Essa maré ideológica influenciou também boa parte do
pensamento anticapitalista (em última instância
progressista) dos séculos XIX e XX, convencido de que a
corrente imparável do desenvolvimento das forças produtivas
terminaria por afrontar as relações capitalistas de
produção, saltando por cima delas, esmagando-as com uma avalanche
revolucionária de operários industriais dos países mais
avançados aos quais se seguiriam os dos chamados
países atrasados. A ilusão do progresso indefinido
ocultou a perspectiva da decadência e dessa maneira deixou a meio caminho
o pensamento crítico, lhe retirou radicalidade, com consequências
culturais negativas para os movimentos de emancipação dos
oprimidos do centro e da periferia.
Por seu lado, o militarismo moderno tem as suas raízes mais recentes no
século XIX, desde as guerras napoleónicas, chegando à
guerra franco-prussiana, até irromper, na primeira guerra mundial, como
Complexo Militar Industrial (embora seja possível encontrar
antecedentes importantes no Ocidente nas primeiras indústrias de
armamento de tipo moderno, aproximadamente a partir do século XVI). No
seu começo, ele foi apercebido como um instrumento privilegiado das
estratégias imperialistas e como reactivador económico do
capitalismo, mas este é apenas um aspecto do fenómeno que
ocultava ou subestimava a sua profunda natureza parasitária, o facto de
que por trás do monstro militar ao serviço da
reprodução do sistema se ocultava um monstro muito mais poderoso
a longo prazo: o do consumo improdutivo, causador de défices
públicos que, no fim do seu percurso, não incentivam mais a
expansão mas sim a estagnação ou a
contracção da economia.
Actualmente, o Complexo Militar Industrial norte-americano (em torno do qual se
reproduzem os seus sócios da NATO) gasta em termos reais mais de um
bilião (um milhão de milhões) de dólares, contribui
de maneira crescente para o défice fiscal e, por conseguinte, para o
endividamento do Império (e a prosperidade dos negócios
financeiros beneficiários do dito défice). A sua eficácia
militar é declinante mas a sua burocracia é cada vez maior, a
corrupção penetrou em todas as suas actividades e já
não é o grande gerador de empregos, como em outras épocas,
pois o desenvolvimento da tecnologia industrial-militar reduziu
significativamente esta função (a época do keynesianismo
militar como eficaz estratégia anti-crise pertence ao passado). Ao mesmo
tempo, é possível constatar que nos Estados Unidos se produziu
uma integração de negócios entre a esfera
industrial-militar, as redes financeiras, as grande empresas
energéticas, os grupos mafiosos, as empresas de
segurança e outras actividades muito dinâmicas, conformando assim
o espaço dominante do sistema de poder imperial.
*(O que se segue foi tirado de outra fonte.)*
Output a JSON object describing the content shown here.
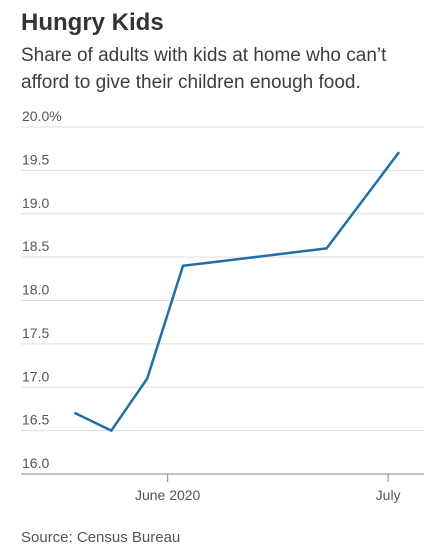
{
  "header": {
    "title": "Hungry Kids",
    "subtitle": "Share of adults with kids at home who can’t afford to give their children enough food."
  },
  "footer": {
    "source": "Source: Census Bureau"
  },
  "colors": {
    "line": "#1f6fa6",
    "grid": "#dddddd",
    "axis_text": "#555555",
    "title_text": "#333333"
  },
  "chart_data": {
    "type": "line",
    "title": "Hungry Kids",
    "subtitle": "Share of adults with kids at home who can’t afford to give their children enough food.",
    "xlabel": "",
    "ylabel": "",
    "ylim": [
      16.0,
      20.0
    ],
    "yticks": [
      16.0,
      16.5,
      17.0,
      17.5,
      18.0,
      18.5,
      19.0,
      19.5,
      20.0
    ],
    "ytick_labels": [
      "16.0",
      "16.5",
      "17.0",
      "17.5",
      "18.0",
      "18.5",
      "19.0",
      "19.5",
      "20.0%"
    ],
    "xlim": [
      "2020-05-11",
      "2020-07-21"
    ],
    "xticks": [
      "2020-06-01",
      "2020-07-14"
    ],
    "xtick_labels": [
      "June 2020",
      "July"
    ],
    "grid": true,
    "series": [
      {
        "x": [
          "2020-05-14",
          "2020-05-21",
          "2020-05-28",
          "2020-06-04",
          "2020-06-11",
          "2020-06-18",
          "2020-06-25",
          "2020-07-02",
          "2020-07-09",
          "2020-07-16"
        ],
        "values": [
          16.7,
          16.5,
          17.1,
          18.4,
          18.45,
          18.5,
          18.55,
          18.6,
          19.15,
          19.7
        ]
      }
    ],
    "source": "Source: Census Bureau"
  }
}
Nem a crise energética em torno da chegada do Peak Oil (a
faixa de máxima produção petrolífera mundial, a
partir da qual se desenvolve o seu declínio) deveria ser restringida
à história das últimas décadas; é
necessário entendê-la como a fase declinante do amplo ciclo da
exploração moderna dos recursos naturais não
renováveis, desde o começo do capitalismo industrial que
pôde realizar o seu arranque e posterior expansão graças a
esses combustíveis energéticos abundantes, baratos e facilmente
transportáveis, desenvolvendo em primeiro lugar o ciclo do
carvão, sob hegemonia inglesa no século XIX, e logo o ciclo do
petróleo, sob hegemonia norte-americana no século XX. Este ciclo
energético condicionou todo o desenvolvimento tecnológico do
sistema e foi a vanguarda da dinâmica depredadora do capitalismo
estendida ao conjunto dos recursos naturais e do ecossistema em geral.
Em síntese, o desenvolvimento da civilização burguesa
durante os dois últimos séculos (com raízes num passado
ocidental muito mais antigo) terminou por engendrar um processo
irreversível de decadência; a depredação ambiental e
a expansão parasitária, estreitamente interrelacionadas,
estão na base do fenómeno. A dinâmica do desenvolvimento
económico do capitalismo, marcada por uma sucessão de crises de
sobreprodução, constitui o motor do processo
depredador-parasitário que conduz inevitavelmente a uma crise prolongada
de subprodução (o capitalismo obrigado a crescer e a depredar
indefinidamente para não perecer, termina por destruir a sua base
material). Existe uma interrelação dialéctica perversa
entre a expansão da massa global de lucros, sua velocidade crescente, a
multiplicação das estruturas burocráticas civis e
militares de controlo social, a concentração mundial de
rendimentos, a subida da maré parasitária e a
depredação do ecossistema.
Isso significa que a superação necessária do capitalismo
não aparece como o passo indispensável para prosseguir a
marcha do progresso, mas, em primeiro lugar, como tentativa de
sobrevivência humana e do seu contexto ambiental.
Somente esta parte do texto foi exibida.